O destino me alcançou.
- Alessandra Lagun
- 29 de mar. de 2023
- 2 min de leitura

Comecei a fazer uma aula de gramática esta semana. No colégio onde estudei não davam a matéria, simplesmente se aprendia lendo. Somente no ano anterior ao vestibular fomos aprender alguma coisa para não "bombar"no quesito. Sinceramente, nunca me fez muita falta, a não ser no curso de inglês onde aprendíamos a tal da "grammar" e se eu estivesse escutando chinês, acho que dava no mesmo. Não conseguia entender a idéia de substantivo... o que era, como se usava, enquanto escrevo aqui, vejo que até agora também não sei... me diga pra apontar um substantivo da frase anterior que faço cara de paisagem.
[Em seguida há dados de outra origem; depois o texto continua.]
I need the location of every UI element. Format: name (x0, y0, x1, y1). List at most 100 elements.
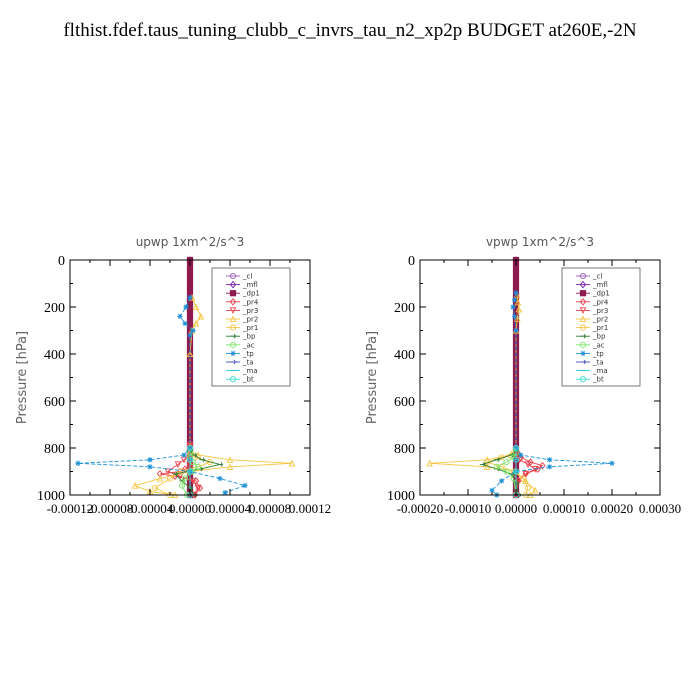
legend-entry: _bp (242, 333, 256, 341)
legend-marker (230, 350, 236, 356)
data-point (524, 484, 532, 492)
data-point (131, 481, 139, 489)
series-line-pr2 (133, 297, 293, 496)
legend-marker (579, 297, 587, 306)
data-point (512, 321, 520, 328)
data-point (494, 457, 500, 463)
data-point (183, 304, 189, 310)
legend-marker (580, 350, 586, 356)
data-point (226, 463, 234, 470)
legend-entry: _ma (592, 367, 608, 375)
data-point (147, 457, 153, 463)
legend-marker (229, 297, 237, 306)
data-point (197, 312, 205, 320)
legend-entry: _mfl (592, 281, 608, 289)
data-point (186, 468, 194, 475)
data-point (512, 468, 520, 475)
y-tick-label: 400 (394, 348, 415, 363)
data-point (513, 290, 519, 296)
legend-entry: _cl (242, 273, 252, 281)
x-tick-label: 0.00010 (543, 501, 585, 516)
data-point (493, 463, 500, 470)
legend-entry: _ac (592, 341, 605, 349)
x-tick-label: -0.00012 (47, 501, 94, 516)
data-point (186, 456, 194, 463)
data-point (510, 304, 516, 310)
data-point (199, 457, 206, 463)
chart-title: upwp 1xm^2/s^3 (136, 235, 245, 249)
data-point (512, 456, 520, 463)
x-tick-label: 0.00000 (169, 501, 211, 516)
legend-marker (580, 359, 587, 365)
data-point (178, 482, 186, 489)
data-point (176, 468, 184, 475)
legend: _cl_mfl_dp1_pr4_pr3_pr2_pr1_bp_ac_tp_ta_… (211, 267, 291, 387)
data-point (513, 327, 519, 334)
legend-entry: _ma (242, 367, 258, 375)
chart-panel-1: upwp 1xm^2/s^3 0 200 400 600 800 1000 Pressure … (15, 235, 331, 516)
legend-entry: _pr4 (592, 298, 609, 306)
data-point (512, 274, 520, 281)
data-point (520, 475, 527, 482)
data-point (194, 463, 202, 470)
data-point (186, 309, 194, 316)
data-point (426, 459, 433, 467)
data-point (515, 305, 523, 313)
data-point (479, 462, 486, 467)
y-tick-label: 200 (394, 301, 415, 316)
legend-marker (579, 307, 587, 315)
series-line-pr2 (429, 295, 536, 496)
legend-marker (579, 341, 587, 348)
legend-marker (230, 333, 237, 339)
legend: _cl_mfl_dp1_pr4_pr3_pr2_pr1_bp_ac_tp_ta_… (561, 267, 641, 387)
data-point (511, 297, 518, 303)
data-point (539, 461, 546, 470)
data-point (182, 320, 188, 327)
y-tick-label: 0 (58, 254, 65, 269)
legend-marker (229, 315, 237, 323)
data-point (217, 462, 224, 467)
chart-panel-2: vpwp 1xm^2/s^3 0 200 400 600 800 1000 Pressure … (365, 235, 681, 516)
legend-marker (579, 324, 587, 331)
legend-marker (229, 272, 237, 280)
data-point (186, 274, 194, 281)
data-point (222, 490, 228, 496)
legend-entry: _mfl (242, 281, 258, 289)
data-point (181, 452, 187, 458)
data-point (515, 477, 522, 485)
data-point (547, 457, 553, 463)
data-point (194, 484, 202, 492)
y-tick-label: 800 (44, 442, 65, 457)
data-point (531, 486, 539, 494)
series-line-ac (181, 452, 199, 496)
legend-marker (579, 290, 587, 297)
legend-marker (229, 280, 237, 289)
y-tick-label: 0 (408, 254, 415, 269)
x-tick-label: 0.00012 (289, 501, 331, 516)
x-tick-label: -0.00010 (445, 501, 492, 516)
x-tick-label: 0.00030 (639, 501, 681, 516)
y-tick-label: 200 (44, 301, 65, 316)
legend-entry: _pr3 (592, 307, 608, 315)
data-point (190, 327, 196, 334)
y-tick-label: 600 (44, 395, 65, 410)
data-point (499, 478, 505, 484)
data-point (512, 444, 520, 452)
y-tick-label: 400 (44, 348, 65, 363)
data-point (187, 295, 193, 301)
legend-marker (579, 315, 587, 323)
series-line-ac (495, 452, 517, 496)
legend-marker (229, 290, 237, 297)
data-point (503, 468, 510, 475)
data-point (522, 470, 529, 478)
legend-entry: _dp1 (242, 290, 260, 298)
legend-entry: _pr4 (242, 298, 259, 306)
data-point (489, 487, 495, 493)
series-line-pr1 (485, 447, 529, 496)
data-point (512, 280, 520, 287)
x-tick-label: 0.00004 (209, 501, 252, 516)
data-point (186, 315, 194, 322)
data-point (172, 471, 179, 477)
data-point (186, 444, 194, 452)
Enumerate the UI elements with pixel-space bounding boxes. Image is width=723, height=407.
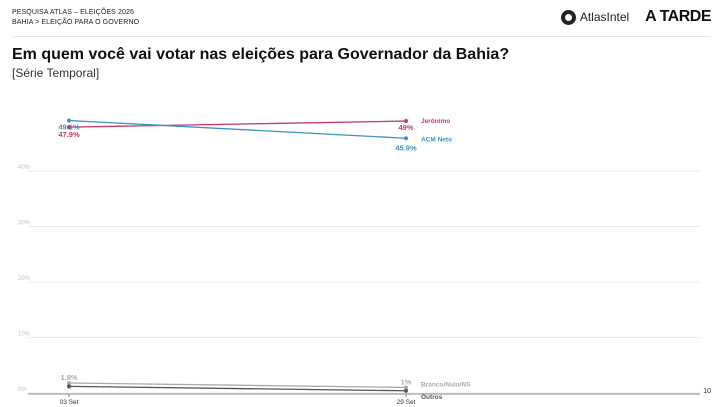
- page-title: Em quem você vai votar nas eleições para…: [12, 46, 510, 63]
- data-point: [67, 384, 71, 389]
- eyebrow-survey: PESQUISA ATLAS – ELEIÇÕES 2026: [12, 9, 134, 16]
- data-label: 1.8%: [60, 373, 77, 382]
- data-label: 47.9%: [58, 130, 80, 139]
- series-name: ACM Neto: [421, 136, 452, 143]
- y-tick-label: 40%: [18, 165, 31, 171]
- atarde-logo: A TARDE: [645, 8, 711, 25]
- data-point: [67, 125, 71, 130]
- page-number: 10: [703, 388, 711, 395]
- data-point: [67, 118, 71, 123]
- series-line: [68, 382, 407, 389]
- y-tick-label: 0%: [18, 387, 27, 393]
- x-tick-label: 29 Set: [397, 399, 416, 406]
- logos: AtlasIntel A TARDE: [560, 8, 711, 26]
- page-subtitle: [Série Temporal]: [12, 66, 100, 80]
- atlasintel-logo-icon: [560, 9, 576, 25]
- data-point: [404, 385, 408, 390]
- data-label: 1%: [401, 377, 412, 386]
- y-tick-label: 20%: [18, 276, 31, 282]
- atlasintel-logo-text: AtlasIntel: [579, 10, 630, 24]
- data-label: 49.1%: [58, 122, 80, 131]
- data-point: [67, 381, 71, 386]
- y-tick-label: 30%: [18, 221, 31, 227]
- eyebrow-breadcrumb: BAHIA > ELEIÇÃO PARA O GOVERNO: [12, 19, 140, 26]
- x-tick-label: 03 Set: [60, 399, 79, 406]
- header-divider: [12, 36, 711, 37]
- series-name: Branco/Nulo/NS: [421, 381, 471, 388]
- series-line: [68, 120, 407, 128]
- atlasintel-logo: AtlasIntel: [560, 9, 630, 25]
- series-line: [68, 385, 407, 392]
- series-name: Jerônimo: [421, 118, 450, 125]
- series-name: Outros: [421, 394, 443, 401]
- data-point: [404, 119, 408, 124]
- data-label: 49%: [398, 123, 413, 132]
- y-tick-label: 10%: [18, 332, 31, 338]
- data-label: 45.9%: [395, 143, 417, 152]
- series-line: [68, 119, 407, 139]
- data-point: [404, 388, 408, 393]
- data-point: [404, 136, 408, 141]
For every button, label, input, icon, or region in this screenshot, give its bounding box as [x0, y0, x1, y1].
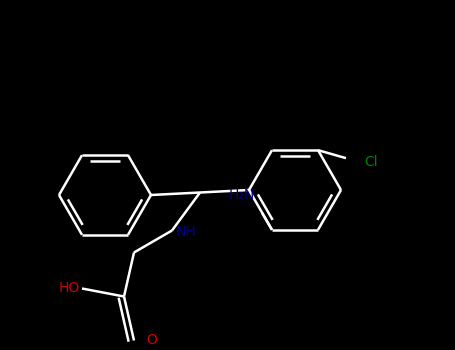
Text: Cl: Cl — [364, 155, 378, 169]
Text: NH: NH — [176, 225, 197, 239]
Text: H₂N: H₂N — [229, 188, 255, 202]
Text: HO: HO — [59, 281, 80, 295]
Text: O: O — [146, 334, 157, 348]
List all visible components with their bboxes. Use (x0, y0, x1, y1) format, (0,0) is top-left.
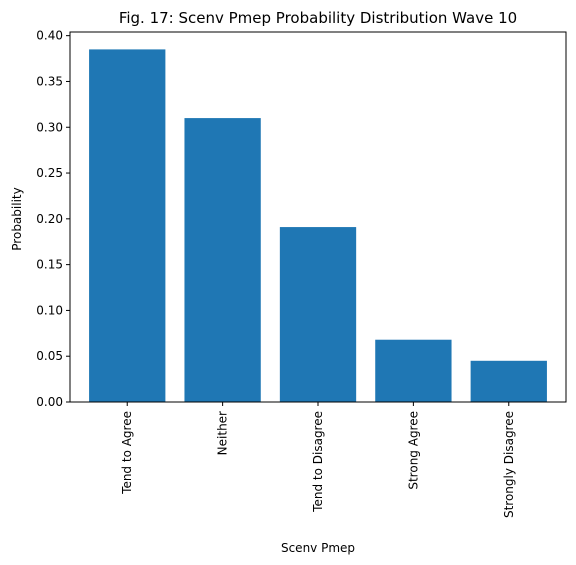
x-tick-label: Strong Agree (406, 411, 420, 490)
x-tick-label: Neither (216, 411, 230, 455)
y-axis-title: Probability (10, 187, 24, 250)
chart-title: Fig. 17: Scenv Pmep Probability Distribu… (119, 9, 517, 27)
x-axis: Tend to Agree Neither Tend to Disagree Stro… (120, 402, 516, 518)
bar-strong-agree (375, 339, 452, 402)
x-axis-title: Scenv Pmep (281, 541, 355, 555)
y-axis: 0.00 0.05 0.10 0.15 0.20 0.25 0.30 0.35 0.40 (36, 29, 70, 409)
y-tick-label: 0.05 (36, 349, 63, 363)
bars-group (89, 49, 547, 403)
y-tick-label: 0.25 (36, 166, 63, 180)
y-tick-label: 0.20 (36, 212, 63, 226)
y-tick-label: 0.35 (36, 74, 63, 88)
plot-frame (69, 31, 567, 403)
x-tick-label: Tend to Disagree (311, 411, 325, 513)
x-tick-label: Strongly Disagree (502, 411, 516, 518)
x-tick-label: Tend to Agree (120, 411, 134, 495)
y-tick-label: 0.10 (36, 303, 63, 317)
bar-tend-to-disagree (279, 227, 357, 402)
y-tick-label: 0.40 (36, 29, 63, 43)
bar-tend-to-agree (89, 49, 166, 403)
bar-strongly-disagree (470, 360, 547, 402)
y-tick-label: 0.00 (36, 395, 63, 409)
y-tick-label: 0.15 (36, 258, 63, 272)
y-tick-label: 0.30 (36, 120, 63, 134)
bar-neither (184, 118, 261, 402)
Passado o vestibular, a parca gramática que absorvi, se escafedeu... e olhem que fiz Comunicação Social. Como já falei por aqui, sempre tive um pouco de medo das minhas habilidades de desenho, medo da página em branco, de mostrar, de me comparar com meu avô (que era um grande desenhista). Mas fui superando pouco a pouco. Com a escrita não está sendo diferente. Além do medo de não saber sobre o que escrever, tenho receio de escrever errado. Meus textos acabam passando pela "revisão" da minha mãe. Sempre tive a impressão também de não ser boa o suficiente e acho que esse somatório me levou a acreditar que eu não gostava de escrever.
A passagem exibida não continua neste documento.